RNA from VSMCs stimulated with PDGF-BB, IGF-1, or without stimulation were harvested and analyzed by RNAseq (see Fig. 1). A-E. Shown are expression values (FPKM) for select VSMC transcription factors associated with phenotypic switching. Also included are some transcription factors associated with age-related pathologies such as atherosclerosis and cerebral small vessel disease (D), and those associated with epithelial-to-mesenchymal transition (C). Sequencing data were from 3 independent samples per group.

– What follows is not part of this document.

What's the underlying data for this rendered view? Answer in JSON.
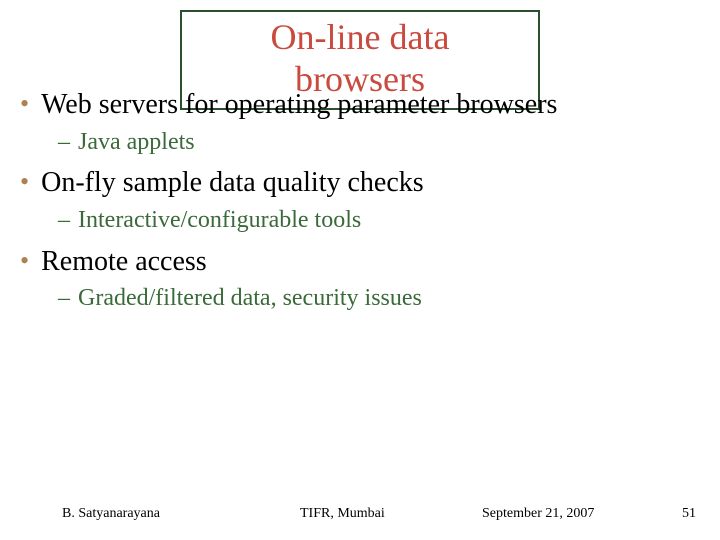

All graphs show mean FPKM ± SD. Statistical significance was analyzed by ANOVA (FDR adjusted p values: *, p ≤0.05; **, p ≤0.01; and ***, p ≤0.001). Sequencing data were from 3 independent RNA samples per group, collected from at least two different experiments (i.e. cells that were cultured and treated at different times).

Figure 7:. Summary of differential effects of IGF-1 and PDGF-BB on microvascular smooth muscle cell phenotypic switching.

Diagram illustrates main findings. Shown on the left and right are select genes identified from our RNAseq analyses that are differentially regulated by PDGF-BB and IGF-1 and have been previously associated with the listed cellular functions (in-text references and [120-128]).